España lidera la lucha contra la contaminación vehicular con la norma UNE 82509:2026
Foto: Archivo – Todos los derechos reservados
España se sitúa a la vanguardia en Europa en la regulación de la contaminación atmosférica vehicular con la publicación de la norma UNE 82509:2026. Este marco técnico, pionero en el continente, establece los criterios para la medición remota de emisiones de vehículos (IMREV), marcando un hito en la fiabilidad y trazabilidad de estos procesos.
¿Cómo funcionan los radares de emisiones?
La tecnología IMREV, a menudo denominada “radares de emisiones”, se basa en la instalación de dispositivos al margen de la carretera.
Estos proyectan haces de luz invisibles que atraviesan los gases de escape de los vehículos en circulación.
El sistema realiza un análisis instantáneo de los gases, calculando con precisión los niveles de óxidos de nitrógeno (NOx), monóxido de carbono, hidrocarburos, amoniaco y partículas emitidas. Adicionalmente, una cámara registra la matrícula del vehículo, su velocidad y aceleración, contextualizando los datos de emisión.
Identificación de “grandes emisores”
Esta capacidad de medición y registro permite a las autoridades identificar de forma selectiva a los vehículos denominados “grandes emisores” (o “high-emitters”).
Este grupo, aunque representa un porcentaje mínimo del parque móvil (aproximadamente el 1%), es responsable de una proporción significativa de las emisiones totales (hasta el 40%).

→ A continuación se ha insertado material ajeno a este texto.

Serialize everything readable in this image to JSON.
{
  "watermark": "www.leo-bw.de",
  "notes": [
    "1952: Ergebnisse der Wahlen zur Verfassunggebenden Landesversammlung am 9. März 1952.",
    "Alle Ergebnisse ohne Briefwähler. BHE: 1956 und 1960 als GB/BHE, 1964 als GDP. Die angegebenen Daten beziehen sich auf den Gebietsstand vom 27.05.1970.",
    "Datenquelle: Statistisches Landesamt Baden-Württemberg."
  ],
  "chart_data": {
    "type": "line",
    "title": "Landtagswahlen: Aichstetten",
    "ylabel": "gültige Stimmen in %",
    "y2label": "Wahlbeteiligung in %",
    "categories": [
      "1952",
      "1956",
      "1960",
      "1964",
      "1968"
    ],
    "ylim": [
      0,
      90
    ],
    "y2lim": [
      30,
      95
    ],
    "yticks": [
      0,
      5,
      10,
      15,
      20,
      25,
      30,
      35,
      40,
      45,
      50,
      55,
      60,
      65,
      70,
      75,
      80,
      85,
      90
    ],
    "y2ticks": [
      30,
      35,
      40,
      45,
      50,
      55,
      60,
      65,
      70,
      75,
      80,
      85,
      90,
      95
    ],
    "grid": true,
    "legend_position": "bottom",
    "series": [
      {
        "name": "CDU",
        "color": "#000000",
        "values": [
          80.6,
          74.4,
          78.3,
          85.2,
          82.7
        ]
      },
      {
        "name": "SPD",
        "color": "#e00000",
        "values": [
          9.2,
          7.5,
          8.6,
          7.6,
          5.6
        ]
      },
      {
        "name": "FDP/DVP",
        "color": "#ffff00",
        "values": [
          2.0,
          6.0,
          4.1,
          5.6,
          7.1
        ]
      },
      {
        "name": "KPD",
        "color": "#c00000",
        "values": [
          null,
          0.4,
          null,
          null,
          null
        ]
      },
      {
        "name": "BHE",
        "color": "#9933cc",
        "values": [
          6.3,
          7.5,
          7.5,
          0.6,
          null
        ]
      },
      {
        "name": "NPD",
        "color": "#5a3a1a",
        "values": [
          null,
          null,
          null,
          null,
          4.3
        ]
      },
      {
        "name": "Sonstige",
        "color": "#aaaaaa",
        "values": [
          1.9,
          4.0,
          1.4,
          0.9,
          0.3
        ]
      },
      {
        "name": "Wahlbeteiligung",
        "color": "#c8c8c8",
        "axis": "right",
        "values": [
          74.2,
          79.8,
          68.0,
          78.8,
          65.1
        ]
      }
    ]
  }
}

Un estándar riguroso y verificable
La norma UNE 82509:2026, desarrollada por expertos de la Asociación Española de Normalización, el Ministerio de Industria y Turismo y el Centro Español de Metrología, entre otros, no solo regula la fabricación de los instrumentos de medición. También establece un sistema riguroso para la verificación de los equipos en servicio, asegurando su precisión a lo largo del tiempo, incluso después de reparaciones o modificaciones.
Armonización con la normativa europea
Esta regulación española se alinea con la propuesta legislativa “Roadworthiness Package” que se está desarrollando en Bruselas.

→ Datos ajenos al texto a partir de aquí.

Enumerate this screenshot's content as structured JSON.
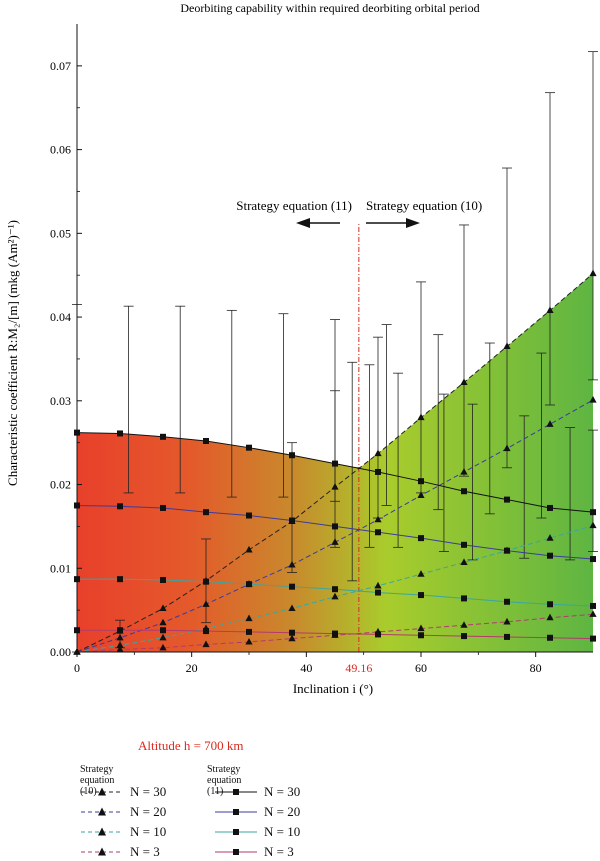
{
  "chart_data": {
    "type": "line",
    "title": "Deorbiting capability within required deorbiting orbital period",
    "xlabel": "Inclination i (°)",
    "ylabel": "Characteristic coefficient R:M₂/[m] (mkg (Am²)⁻¹)",
    "xlim": [
      0,
      90
    ],
    "ylim": [
      0,
      0.075
    ],
    "x_ticks": [
      "0",
      "20",
      "40",
      "60",
      "80"
    ],
    "x_tick_values": [
      0,
      20,
      40,
      60,
      80
    ],
    "y_ticks": [
      "0.00",
      "0.01",
      "0.02",
      "0.03",
      "0.04",
      "0.05",
      "0.06",
      "0.07"
    ],
    "y_tick_values": [
      0,
      0.01,
      0.02,
      0.03,
      0.04,
      0.05,
      0.06,
      0.07
    ],
    "grid": false,
    "background_gradient": {
      "from": "#e8402b",
      "mid": "#a9cc2c",
      "to": "#5eb542"
    },
    "divider": {
      "x": 49.16,
      "label": "49.16",
      "color": "#d92b1f"
    },
    "annotations": {
      "left": "Strategy equation (11)",
      "right": "Strategy equation (10)"
    },
    "series": [
      {
        "name": "N = 30",
        "strategy": "Strategy equation (10)",
        "marker": "triangle",
        "dash": "dashed",
        "color": "#222222",
        "x": [
          0,
          7.5,
          15,
          22.5,
          30,
          37.5,
          45,
          52.5,
          60,
          67.5,
          75,
          82.5,
          90
        ],
        "y": [
          0.0,
          0.0025,
          0.0052,
          0.0085,
          0.0122,
          0.0156,
          0.0197,
          0.0237,
          0.028,
          0.0322,
          0.0365,
          0.0408,
          0.0452
        ]
      },
      {
        "name": "N = 20",
        "strategy": "Strategy equation (10)",
        "marker": "triangle",
        "dash": "dashed",
        "color": "#3b3b9e",
        "x": [
          0,
          7.5,
          15,
          22.5,
          30,
          37.5,
          45,
          52.5,
          60,
          67.5,
          75,
          82.5,
          90
        ],
        "y": [
          0.0,
          0.0017,
          0.0035,
          0.0057,
          0.0081,
          0.0104,
          0.0131,
          0.0158,
          0.0187,
          0.0215,
          0.0243,
          0.0272,
          0.0301
        ]
      },
      {
        "name": "N = 10",
        "strategy": "Strategy equation (10)",
        "marker": "triangle",
        "dash": "dashed",
        "color": "#3aa6a0",
        "x": [
          0,
          7.5,
          15,
          22.5,
          30,
          37.5,
          45,
          52.5,
          60,
          67.5,
          75,
          82.5,
          90
        ],
        "y": [
          0.0,
          0.0008,
          0.0017,
          0.0028,
          0.004,
          0.0052,
          0.0066,
          0.0079,
          0.0093,
          0.0107,
          0.0121,
          0.0136,
          0.0151
        ]
      },
      {
        "name": "N = 3",
        "strategy": "Strategy equation (10)",
        "marker": "triangle",
        "dash": "dashed",
        "color": "#b23a6e",
        "x": [
          0,
          7.5,
          15,
          22.5,
          30,
          37.5,
          45,
          52.5,
          60,
          67.5,
          75,
          82.5,
          90
        ],
        "y": [
          0.0,
          0.0003,
          0.0005,
          0.0009,
          0.0012,
          0.0016,
          0.002,
          0.0024,
          0.0028,
          0.0032,
          0.0036,
          0.0041,
          0.0045
        ]
      },
      {
        "name": "N = 30",
        "strategy": "Strategy equation (11)",
        "marker": "square",
        "dash": "solid",
        "color": "#111111",
        "x": [
          0,
          7.5,
          15,
          22.5,
          30,
          37.5,
          45,
          52.5,
          60,
          67.5,
          75,
          82.5,
          90
        ],
        "y": [
          0.0262,
          0.0261,
          0.0257,
          0.0252,
          0.0244,
          0.0235,
          0.0225,
          0.0215,
          0.0204,
          0.0192,
          0.0182,
          0.0172,
          0.0167
        ]
      },
      {
        "name": "N = 20",
        "strategy": "Strategy equation (11)",
        "marker": "square",
        "dash": "solid",
        "color": "#3b3b9e",
        "x": [
          0,
          7.5,
          15,
          22.5,
          30,
          37.5,
          45,
          52.5,
          60,
          67.5,
          75,
          82.5,
          90
        ],
        "y": [
          0.0175,
          0.0174,
          0.0172,
          0.0167,
          0.0163,
          0.0157,
          0.015,
          0.0143,
          0.0136,
          0.0128,
          0.0121,
          0.0115,
          0.0111
        ]
      },
      {
        "name": "N = 10",
        "strategy": "Strategy equation (11)",
        "marker": "square",
        "dash": "solid",
        "color": "#3aa6a0",
        "x": [
          0,
          7.5,
          15,
          22.5,
          30,
          37.5,
          45,
          52.5,
          60,
          67.5,
          75,
          82.5,
          90
        ],
        "y": [
          0.0087,
          0.0087,
          0.0086,
          0.0084,
          0.0081,
          0.0078,
          0.0075,
          0.0071,
          0.0068,
          0.0064,
          0.006,
          0.0057,
          0.0055
        ]
      },
      {
        "name": "N = 3",
        "strategy": "Strategy equation (11)",
        "marker": "square",
        "dash": "solid",
        "color": "#b23a6e",
        "x": [
          0,
          7.5,
          15,
          22.5,
          30,
          37.5,
          45,
          52.5,
          60,
          67.5,
          75,
          82.5,
          90
        ],
        "y": [
          0.0026,
          0.0026,
          0.0026,
          0.0025,
          0.0024,
          0.0023,
          0.0022,
          0.0021,
          0.002,
          0.0019,
          0.0018,
          0.0017,
          0.0016
        ]
      }
    ],
    "error_bars": [
      {
        "x": 0,
        "y": 0.0262,
        "low": 0.0,
        "high": 0.0415
      },
      {
        "x": 9,
        "y": 0.0261,
        "low": 0.019,
        "high": 0.0413
      },
      {
        "x": 18,
        "y": 0.0257,
        "low": 0.019,
        "high": 0.0413
      },
      {
        "x": 27,
        "y": 0.0252,
        "low": 0.0185,
        "high": 0.0408
      },
      {
        "x": 36,
        "y": 0.0244,
        "low": 0.0185,
        "high": 0.0404
      },
      {
        "x": 45,
        "y": 0.0235,
        "low": 0.018,
        "high": 0.0397
      },
      {
        "x": 54,
        "y": 0.0225,
        "low": 0.0175,
        "high": 0.0391
      },
      {
        "x": 63,
        "y": 0.0215,
        "low": 0.017,
        "high": 0.0379
      },
      {
        "x": 72,
        "y": 0.0204,
        "low": 0.0165,
        "high": 0.0369
      },
      {
        "x": 81,
        "y": 0.0192,
        "low": 0.016,
        "high": 0.0357
      },
      {
        "x": 7.5,
        "y": 0.0025,
        "low": 0.0005,
        "high": 0.0038
      },
      {
        "x": 22.5,
        "y": 0.0085,
        "low": 0.0035,
        "high": 0.0135
      },
      {
        "x": 37.5,
        "y": 0.0156,
        "low": 0.0095,
        "high": 0.025
      },
      {
        "x": 45,
        "y": 0.0197,
        "low": 0.0125,
        "high": 0.0312
      },
      {
        "x": 52.5,
        "y": 0.0237,
        "low": 0.016,
        "high": 0.0376
      },
      {
        "x": 60,
        "y": 0.028,
        "low": 0.019,
        "high": 0.0442
      },
      {
        "x": 67.5,
        "y": 0.0322,
        "low": 0.021,
        "high": 0.051
      },
      {
        "x": 75,
        "y": 0.0365,
        "low": 0.022,
        "high": 0.0578
      },
      {
        "x": 82.5,
        "y": 0.0408,
        "low": 0.0295,
        "high": 0.0668
      },
      {
        "x": 90,
        "y": 0.0452,
        "low": 0.0325,
        "high": 0.0717
      },
      {
        "x": 48,
        "y": 0.0215,
        "low": 0.0085,
        "high": 0.0346
      },
      {
        "x": 51,
        "y": 0.0215,
        "low": 0.0125,
        "high": 0.0343
      },
      {
        "x": 56,
        "y": 0.021,
        "low": 0.0125,
        "high": 0.0333
      },
      {
        "x": 64,
        "y": 0.0195,
        "low": 0.012,
        "high": 0.0308
      },
      {
        "x": 69,
        "y": 0.0188,
        "low": 0.011,
        "high": 0.0296
      },
      {
        "x": 78,
        "y": 0.0178,
        "low": 0.0112,
        "high": 0.0282
      },
      {
        "x": 86,
        "y": 0.017,
        "low": 0.011,
        "high": 0.0268
      },
      {
        "x": 90,
        "y": 0.0167,
        "low": 0.012,
        "high": 0.0265
      }
    ]
  },
  "legend": {
    "altitude": "Altitude h = 700 km",
    "head_left": "Strategy equation (10)",
    "head_right": "Strategy equation (11)",
    "left_items": [
      "N = 30",
      "N = 20",
      "N = 10",
      "N = 3"
    ],
    "right_items": [
      "N = 30",
      "N = 20",
      "N = 10",
      "N = 3"
    ]
  }
}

El objetivo de esta iniciativa europea es crear una red de vigilancia para asegurar el correcto funcionamiento de los sistemas anticontaminación de los vehículos y detectar aquellos que hayan sido manipulados o presenten fallas.
Beneficios de la norma UNE 82509:2026
Al focalizarse en los vehículos que generan la mayor parte de la contaminación, la norma UNE 82509:2026 permite diseñar políticas de calidad del aire más justas y eficaces. Además, ofrece a las administraciones una herramienta para mejorar el entorno urbano sin necesidad de interrumpir el tráfico rodado.